I nuovi software a servizio della giustizia
Software che analizzano migliaia di intercettazioni, sistemi che collegano conti bancari e conversazioni, algoritmi che segnalano “comportamenti sospetti”. No, non è una fiction televisiva ma è sempre più realtà. É la nuova giustizia, che possiamo definire digitale, una giustizia che certamente potrebbe risultare agli occhi delle persone comuni più efficiente e veloce, ma che in realtà rende tutto pericolosamente impersonale, disanimato. In un mondo come quello delle aule di giustizia, molto legato alla procedura ed a consolidati formalismi, l’avvento dell’intelligenza artificiali non poteva che sconvolgere i consolidati ed antichi equilibri dei Tribunali.
In questa nuova giustizia la figura del penalista cambia pelle
Oggi l’avvocato penalista, anche all’interno della stessa categoria, praticamente, non difende più l’imputato, ma è costretto ad ergersi a baluardo ultimo del principio su cui si basa lo stesso concetto di giustizia, ossia il sacrosanto diritto di ogni persona ad essere giudicata da uomini, giammai da fredde macchine, ancore imperfette ed in ogni caso incapaci di adeguare al caso concreto l’applicazione del diritto, penale in particolare.
La testimonianza di un penalista che frequenta le aule di giustizia…
Oggi bisognerebbe quindi prima comprendere come ragiona un algoritmo o come potrebbe ragionare un giudice ? Tuttavia la verità è che la missione di un operatore del diritto, prima ancora che professione, non può ridursi all’analisi tout court di dati freddi, ma, difatti, si rende sempre di più necessario ascoltare, imparare ad aprirsi agli altri, capacità di comprendere le vite altrui, trovare in ogni modo il senso umano dietro ogni fatto. L’AI non potrà mai sostituire questo.
L’algoritmo: esempio di ingerenza nella nuova era della giustizia digitale
In molti fascicoli d’indagine potrebbero essere sempre più presenti report generati da algoritmi di intelligenza artificiale: intercettazioni filtrate automaticamente, trascrizioni “intelligenti”, analisi predittive dei movimenti bancari. Strumenti utili, certo, ma che sollevano interrogativi cruciali. Quando si consente, ad esempio, ad un software di decidere quali conversazioni siano “rilevanti”, in che modo la difesa potrà comprendere come lo stesso avrà ragionato? Si rischierebbe così di non poter più contestare più un fatto, ma un risultato matematico impossibile da verificare.
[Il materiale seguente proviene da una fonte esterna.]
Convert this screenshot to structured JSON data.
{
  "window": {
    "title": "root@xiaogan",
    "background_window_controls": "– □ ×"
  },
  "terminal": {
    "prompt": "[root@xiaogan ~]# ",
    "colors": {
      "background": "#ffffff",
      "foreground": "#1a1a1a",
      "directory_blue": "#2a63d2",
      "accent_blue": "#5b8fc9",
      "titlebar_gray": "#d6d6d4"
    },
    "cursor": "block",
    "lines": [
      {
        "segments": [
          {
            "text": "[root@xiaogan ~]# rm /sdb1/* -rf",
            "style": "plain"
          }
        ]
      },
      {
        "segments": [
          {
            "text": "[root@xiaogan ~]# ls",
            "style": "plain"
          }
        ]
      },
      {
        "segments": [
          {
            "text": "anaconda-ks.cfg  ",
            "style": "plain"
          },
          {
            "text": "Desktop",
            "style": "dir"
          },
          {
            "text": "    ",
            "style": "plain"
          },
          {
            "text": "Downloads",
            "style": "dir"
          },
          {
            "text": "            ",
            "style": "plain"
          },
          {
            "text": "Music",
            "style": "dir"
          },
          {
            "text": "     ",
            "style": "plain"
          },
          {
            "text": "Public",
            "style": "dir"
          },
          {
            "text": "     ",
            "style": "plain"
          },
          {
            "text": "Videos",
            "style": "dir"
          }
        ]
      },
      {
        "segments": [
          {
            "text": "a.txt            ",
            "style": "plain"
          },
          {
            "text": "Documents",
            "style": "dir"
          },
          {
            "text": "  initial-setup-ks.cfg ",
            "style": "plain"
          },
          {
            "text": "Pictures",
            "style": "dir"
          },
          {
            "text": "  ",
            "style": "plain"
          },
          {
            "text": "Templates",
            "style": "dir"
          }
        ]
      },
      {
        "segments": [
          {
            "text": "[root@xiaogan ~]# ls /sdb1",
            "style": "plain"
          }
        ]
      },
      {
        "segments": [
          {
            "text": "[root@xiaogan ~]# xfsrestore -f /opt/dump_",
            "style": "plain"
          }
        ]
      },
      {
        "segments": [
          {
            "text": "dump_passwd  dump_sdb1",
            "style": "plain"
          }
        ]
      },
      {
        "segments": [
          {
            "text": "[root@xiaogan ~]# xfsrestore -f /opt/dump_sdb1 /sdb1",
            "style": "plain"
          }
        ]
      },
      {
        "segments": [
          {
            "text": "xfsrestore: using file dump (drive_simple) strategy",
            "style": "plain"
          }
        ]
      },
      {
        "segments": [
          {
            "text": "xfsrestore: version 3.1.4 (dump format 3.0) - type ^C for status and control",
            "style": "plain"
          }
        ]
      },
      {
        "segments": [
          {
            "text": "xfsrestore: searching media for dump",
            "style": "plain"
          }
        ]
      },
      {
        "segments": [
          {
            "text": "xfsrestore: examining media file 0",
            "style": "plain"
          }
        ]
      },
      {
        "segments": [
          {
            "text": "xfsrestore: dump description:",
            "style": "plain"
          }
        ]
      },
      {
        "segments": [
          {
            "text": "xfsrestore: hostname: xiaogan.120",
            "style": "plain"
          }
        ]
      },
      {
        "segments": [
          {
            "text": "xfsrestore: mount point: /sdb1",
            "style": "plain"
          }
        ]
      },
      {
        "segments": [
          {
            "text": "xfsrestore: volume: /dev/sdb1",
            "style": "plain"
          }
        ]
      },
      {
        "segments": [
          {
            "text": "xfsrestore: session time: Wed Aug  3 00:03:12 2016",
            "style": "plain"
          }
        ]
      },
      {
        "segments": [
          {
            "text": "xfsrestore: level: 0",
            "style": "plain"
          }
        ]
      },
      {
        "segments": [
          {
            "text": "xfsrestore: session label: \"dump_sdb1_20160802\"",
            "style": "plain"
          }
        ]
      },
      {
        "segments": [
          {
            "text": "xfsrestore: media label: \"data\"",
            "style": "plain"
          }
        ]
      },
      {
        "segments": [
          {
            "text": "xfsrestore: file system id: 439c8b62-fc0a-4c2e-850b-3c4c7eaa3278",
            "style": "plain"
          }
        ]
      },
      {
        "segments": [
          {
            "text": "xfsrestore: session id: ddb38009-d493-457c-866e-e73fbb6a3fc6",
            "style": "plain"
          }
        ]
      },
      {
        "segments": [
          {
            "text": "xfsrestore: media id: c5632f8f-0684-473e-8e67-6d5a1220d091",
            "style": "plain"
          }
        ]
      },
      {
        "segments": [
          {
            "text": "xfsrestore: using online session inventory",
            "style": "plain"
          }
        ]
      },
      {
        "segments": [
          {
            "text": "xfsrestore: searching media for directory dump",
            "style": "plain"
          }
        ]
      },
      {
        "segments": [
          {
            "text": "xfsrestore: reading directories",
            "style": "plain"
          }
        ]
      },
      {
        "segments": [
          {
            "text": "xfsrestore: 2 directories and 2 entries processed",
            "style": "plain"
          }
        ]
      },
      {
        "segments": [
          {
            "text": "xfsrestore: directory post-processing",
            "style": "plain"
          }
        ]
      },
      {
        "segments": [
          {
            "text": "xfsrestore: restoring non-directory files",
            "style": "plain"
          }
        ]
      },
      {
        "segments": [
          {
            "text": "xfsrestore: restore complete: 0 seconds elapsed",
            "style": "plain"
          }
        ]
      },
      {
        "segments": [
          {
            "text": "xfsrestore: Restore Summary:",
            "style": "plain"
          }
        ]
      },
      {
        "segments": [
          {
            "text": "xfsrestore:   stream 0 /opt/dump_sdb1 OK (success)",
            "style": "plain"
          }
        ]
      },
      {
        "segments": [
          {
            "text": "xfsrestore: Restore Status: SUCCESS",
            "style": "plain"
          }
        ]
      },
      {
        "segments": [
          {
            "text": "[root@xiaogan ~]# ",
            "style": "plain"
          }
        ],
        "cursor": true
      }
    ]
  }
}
Oggi, inoltre, si assiste alla necessità di regolamentare anche le stesure degli stessi atti difensivi, spesso generati in maniera tutt’altra che corretta da piattaforme di intelligenza artificiale non verificate né, tantomeno, riscontrate.
Il valore dello studio e della ricerca
Per affrontare questa nuova era, il penalista deve riscoprire la profondità dello studio e la curiosità della ricerca. Serve competenza tecnica, ma anche cultura giuridica e sensibilità umana. Saper leggere un log informatico conta quanto saper leggere un volto, un silenzio, un gesto. Ogni processo è prima di tutto una storia da comprendere, analizzare, interpretare. L’intelligenza artificiale può vedere i dati, ma non capisce e non capirà mai le persone. Il compito quindi del penalista è sempre più riportare il diritto al suo nucleo umano: la comprensione della fragilità, del dubbio, della responsabilità.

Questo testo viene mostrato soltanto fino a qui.